Ocalić ojcowską godność
Czy faktycznie nigdy nie jest za późno, aby być lepszym ojcem, a ojcostwa po prostu można się nauczyć? Czy jest to realne w każdych warunkach? Na wolności z pewnością jest łatwiej… A co w sytuacji, kiedy tato „trafił za kratki” i odbywa dłuższy lub krótszy wyrok w zakładzie karnym? Koniecznie przeczytaj wywiad z Elżbietą Szopką, pedagogiem, kierownikiem „mieszkań wspieranych”, koordynatorem pionierskiego projektu Caritas Diecezji Siedleckiej 2 KROKI dedykowanego dla ojców osadzonych w więzieniach.

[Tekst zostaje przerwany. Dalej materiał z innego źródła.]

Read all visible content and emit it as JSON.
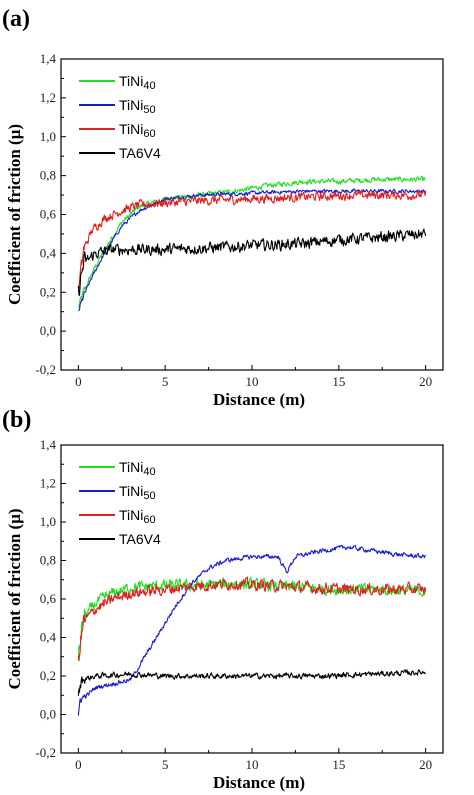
{
  "chart_data": [
    {
      "panel": "(a)",
      "type": "line",
      "xlabel": "Distance (m)",
      "ylabel": "Coefficient of friction (μ)",
      "xlim": [
        -1,
        21
      ],
      "ylim": [
        -0.2,
        1.4
      ],
      "xticks": [
        "0",
        "5",
        "10",
        "15",
        "20"
      ],
      "yticks": [
        "-0,2",
        "0,0",
        "0,2",
        "0,4",
        "0,6",
        "0,8",
        "1,0",
        "1,2",
        "1,4"
      ],
      "legend_position": "top-left",
      "series": [
        {
          "name": "TiNi",
          "sub": "40",
          "color": "#22dd22",
          "noise": 0.02,
          "points": [
            [
              0,
              0.12
            ],
            [
              0.3,
              0.2
            ],
            [
              0.8,
              0.3
            ],
            [
              1.5,
              0.42
            ],
            [
              2.5,
              0.56
            ],
            [
              3.5,
              0.64
            ],
            [
              5,
              0.68
            ],
            [
              7,
              0.7
            ],
            [
              9,
              0.72
            ],
            [
              11,
              0.75
            ],
            [
              13,
              0.77
            ],
            [
              15,
              0.77
            ],
            [
              17,
              0.78
            ],
            [
              20,
              0.78
            ]
          ]
        },
        {
          "name": "TiNi",
          "sub": "50",
          "color": "#1a1acc",
          "noise": 0.015,
          "points": [
            [
              0,
              0.1
            ],
            [
              0.3,
              0.18
            ],
            [
              0.8,
              0.28
            ],
            [
              1.5,
              0.4
            ],
            [
              2.5,
              0.54
            ],
            [
              3.5,
              0.62
            ],
            [
              5,
              0.68
            ],
            [
              7,
              0.7
            ],
            [
              10,
              0.71
            ],
            [
              13,
              0.72
            ],
            [
              16,
              0.72
            ],
            [
              20,
              0.72
            ]
          ]
        },
        {
          "name": "TiNi",
          "sub": "60",
          "color": "#dd2222",
          "noise": 0.035,
          "points": [
            [
              0,
              0.2
            ],
            [
              0.3,
              0.42
            ],
            [
              0.8,
              0.52
            ],
            [
              1.5,
              0.58
            ],
            [
              2.5,
              0.62
            ],
            [
              3.5,
              0.65
            ],
            [
              5,
              0.66
            ],
            [
              7,
              0.67
            ],
            [
              10,
              0.68
            ],
            [
              13,
              0.69
            ],
            [
              16,
              0.7
            ],
            [
              20,
              0.7
            ]
          ]
        },
        {
          "name": "TA6V4",
          "sub": "",
          "color": "#000000",
          "noise": 0.045,
          "points": [
            [
              0,
              0.2
            ],
            [
              0.3,
              0.35
            ],
            [
              1,
              0.4
            ],
            [
              2,
              0.42
            ],
            [
              3,
              0.42
            ],
            [
              5,
              0.42
            ],
            [
              8,
              0.43
            ],
            [
              10,
              0.44
            ],
            [
              13,
              0.45
            ],
            [
              15,
              0.47
            ],
            [
              17,
              0.48
            ],
            [
              20,
              0.5
            ]
          ]
        }
      ]
    },
    {
      "panel": "(b)",
      "type": "line",
      "xlabel": "Distance (m)",
      "ylabel": "Coefficient of friction (μ)",
      "xlim": [
        -1,
        21
      ],
      "ylim": [
        -0.2,
        1.4
      ],
      "xticks": [
        "0",
        "5",
        "10",
        "15",
        "20"
      ],
      "yticks": [
        "-0,2",
        "0,0",
        "0,2",
        "0,4",
        "0,6",
        "0,8",
        "1,0",
        "1,2",
        "1,4"
      ],
      "legend_position": "top-left",
      "series": [
        {
          "name": "TiNi",
          "sub": "40",
          "color": "#22dd22",
          "noise": 0.045,
          "points": [
            [
              0,
              0.3
            ],
            [
              0.3,
              0.5
            ],
            [
              1,
              0.58
            ],
            [
              2,
              0.63
            ],
            [
              3,
              0.66
            ],
            [
              5,
              0.67
            ],
            [
              7,
              0.67
            ],
            [
              9,
              0.68
            ],
            [
              11,
              0.67
            ],
            [
              13,
              0.66
            ],
            [
              15,
              0.65
            ],
            [
              17,
              0.65
            ],
            [
              20,
              0.64
            ]
          ]
        },
        {
          "name": "TiNi",
          "sub": "50",
          "color": "#1a1acc",
          "noise": 0.018,
          "points": [
            [
              0,
              -0.02
            ],
            [
              0.1,
              0.08
            ],
            [
              0.5,
              0.1
            ],
            [
              1,
              0.14
            ],
            [
              2,
              0.16
            ],
            [
              3,
              0.18
            ],
            [
              3.5,
              0.25
            ],
            [
              4.5,
              0.4
            ],
            [
              5.5,
              0.55
            ],
            [
              6.5,
              0.68
            ],
            [
              7.5,
              0.76
            ],
            [
              8.5,
              0.8
            ],
            [
              10,
              0.82
            ],
            [
              11.5,
              0.82
            ],
            [
              12,
              0.74
            ],
            [
              12.5,
              0.82
            ],
            [
              14,
              0.85
            ],
            [
              15.5,
              0.87
            ],
            [
              17,
              0.85
            ],
            [
              18.5,
              0.83
            ],
            [
              20,
              0.82
            ]
          ]
        },
        {
          "name": "TiNi",
          "sub": "60",
          "color": "#dd2222",
          "noise": 0.045,
          "points": [
            [
              0,
              0.3
            ],
            [
              0.3,
              0.48
            ],
            [
              1,
              0.55
            ],
            [
              2,
              0.6
            ],
            [
              3,
              0.63
            ],
            [
              5,
              0.65
            ],
            [
              7,
              0.67
            ],
            [
              9,
              0.68
            ],
            [
              11,
              0.67
            ],
            [
              13,
              0.66
            ],
            [
              15,
              0.65
            ],
            [
              17,
              0.65
            ],
            [
              20,
              0.65
            ]
          ]
        },
        {
          "name": "TA6V4",
          "sub": "",
          "color": "#000000",
          "noise": 0.022,
          "points": [
            [
              0,
              0.1
            ],
            [
              0.2,
              0.18
            ],
            [
              1,
              0.2
            ],
            [
              3,
              0.21
            ],
            [
              5,
              0.2
            ],
            [
              8,
              0.2
            ],
            [
              11,
              0.2
            ],
            [
              14,
              0.2
            ],
            [
              17,
              0.21
            ],
            [
              20,
              0.22
            ]
          ]
        }
      ]
    }
  ]
}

16 listopada 2018 r., podczas uroczystej gali wręczenia statuetek MAX, w kategorii INSTYTUCJA wyróżnienie otrzymała Caritas Diecezji Siedleckiej. Zostało ono przyznane za realizację pionierskiego programu 2 KROKI, który – najogólniej mówiąc – pomaga ojcom osadzonym w zakładach karnych odbudować relację z dziećmi i ocalić ich ojcowską godność.
Pani Elżbieto, na stronach internetowych Caritas Diecezji Siedleckiej znajdujemy, opisany punkt po punkcie, przebieg programu 2 KROKI. Jest on obecnie w fazie pilotażu. Kiedy zrodził się pomysł, co było inspiracją, by go wdrożyć i jak on przebiega na obecnym etapie?

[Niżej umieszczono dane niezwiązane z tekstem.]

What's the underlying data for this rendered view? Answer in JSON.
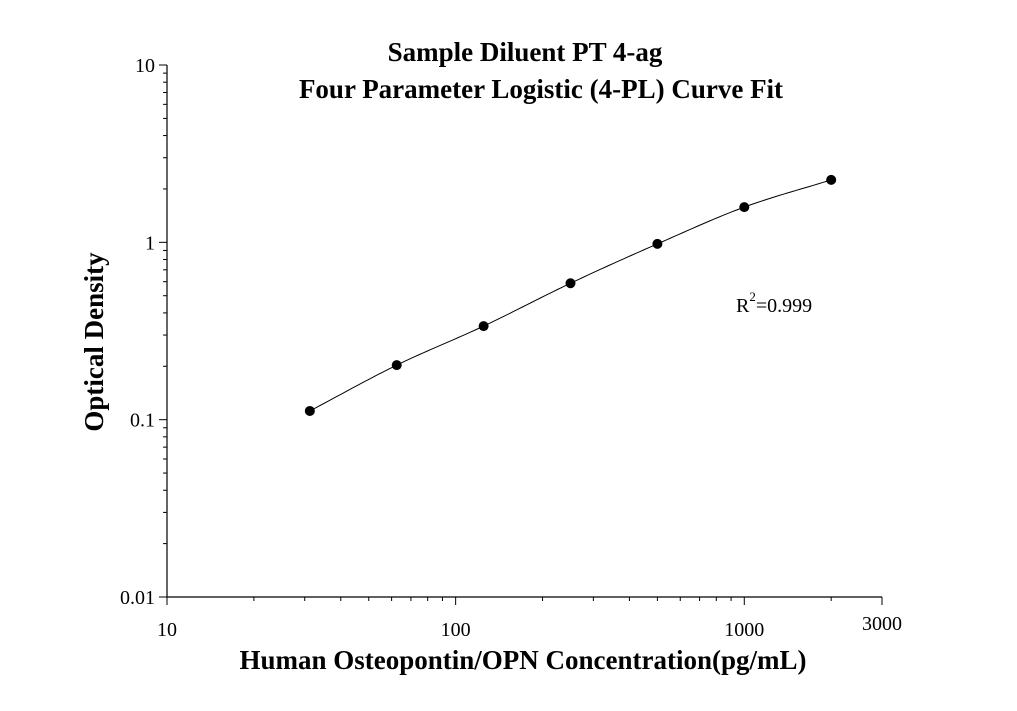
{
  "chart_data": {
    "type": "scatter",
    "title_line1": "Sample Diluent PT 4-ag",
    "title_line2": "Four Parameter Logistic (4-PL) Curve Fit",
    "xlabel": "Human Osteopontin/OPN Concentration(pg/mL)",
    "ylabel": "Optical Density",
    "xscale": "log",
    "yscale": "log",
    "xlim": [
      10,
      3000
    ],
    "ylim": [
      0.01,
      10
    ],
    "x_ticks": [
      {
        "value": 10,
        "label": "10"
      },
      {
        "value": 100,
        "label": "100"
      },
      {
        "value": 1000,
        "label": "1000"
      },
      {
        "value": 3000,
        "label": "3000"
      }
    ],
    "y_ticks": [
      {
        "value": 0.01,
        "label": "0.01"
      },
      {
        "value": 0.1,
        "label": "0.1"
      },
      {
        "value": 1,
        "label": "1"
      },
      {
        "value": 10,
        "label": "10"
      }
    ],
    "points": [
      {
        "x": 31.25,
        "y": 0.112
      },
      {
        "x": 62.5,
        "y": 0.203
      },
      {
        "x": 125,
        "y": 0.337
      },
      {
        "x": 250,
        "y": 0.588
      },
      {
        "x": 500,
        "y": 0.98
      },
      {
        "x": 1000,
        "y": 1.58
      },
      {
        "x": 2000,
        "y": 2.25
      }
    ],
    "fit": {
      "model": "4PL",
      "curve_color": "#000000"
    },
    "annotation": {
      "r_base": "R",
      "r_sup": "2",
      "r_value": "=0.999"
    },
    "marker_color": "#000000",
    "grid": false
  }
}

Po raz pierwszy weszliśmy do więzienia 4 kwietnia 2017 r. Program powstał z inicjatywy Caritas Diecezji Siedleckiej w porozumieniu z kapelanem więziennym ks. Mateuszem Czubakiem. Autorem i pomysłodawcą projektu jest Ilona Trojnar, dyrektor programowy Caritas Diecezji Siedleckiej. Jest to odpowiedź na potrzeby osadzonych w więzieniu nie tyle w kwestii bytowej, co w sferze duchowej, która jest często odsuwana na bok. Nikt do tej pory nie brał pod uwagę, jak ważną rolę w życiu – oczywiście każdego człowieka – a więc również osadzonych, odgrywa rodzina. Odniesienie do rodziny, do dzieci i tęsknota za wspomnieniami z przeszłości dają dobre efekty. Po dwóch latach nie mamy wątpliwości, że jest to coś, co należy kontynuować. Odniesienie się do tych najwyższych wartości i chęć pomocy dzieciom zza murów więziennych jest u ojców odbywających wyrok pozbawienia wolności bardzo silna.
Wielokrotnie mówi się o głodzie ojcostwa. Za murami ów głód jest olbrzymi… Większość odbywających karę pozbawienia wolności nie otrzymała prawidłowych wzorców rodzinnych, toteż tym chętniej uczestniczą w naszych spotkaniach. Uczą siebie nawzajem relacji, nawiązywania kontaktów od nowa ze swoimi dziećmi. Owe kontakty, rozliczenia należy zacząć od spokojnej rozmowy, od przyznania się, że po prostu jesteśmy. Ludzie żyją „obok siebie”… To widać zarówno za murami, jak i na wolności. Społeczeństwo współczesne jakby boi się kontaktów międzyludzkich. Nowe pokolenia nie wiedzą, co to jest „trzepak”, co to jest normalna rozmowa, podwórko pełne dzieci i sąsiadów. Prawidłowe relacje międzyludzkie tworzyły się kiedyś w małych społecznościach. To wszystko odchodzi w nieznane, a tym samym w nieznane odchodzą relacje w rodzinach. Tego głównie staramy się uczyć i przekazujemy, ale tego również uczymy się od samych więźniów. 80 proc. ojców osadzonych w zakładach karnych – przynajmniej tutaj w siedleckim – są to osoby, które miały po drodze, od najmłodszych lat, konflikty z prawem. Trafiali do ośrodków wychowawczych różnego rodzaju, do poprawczaków. Ponad połowa tych ojców spotyka się już z podobnym problemem pośród swoich dzieci.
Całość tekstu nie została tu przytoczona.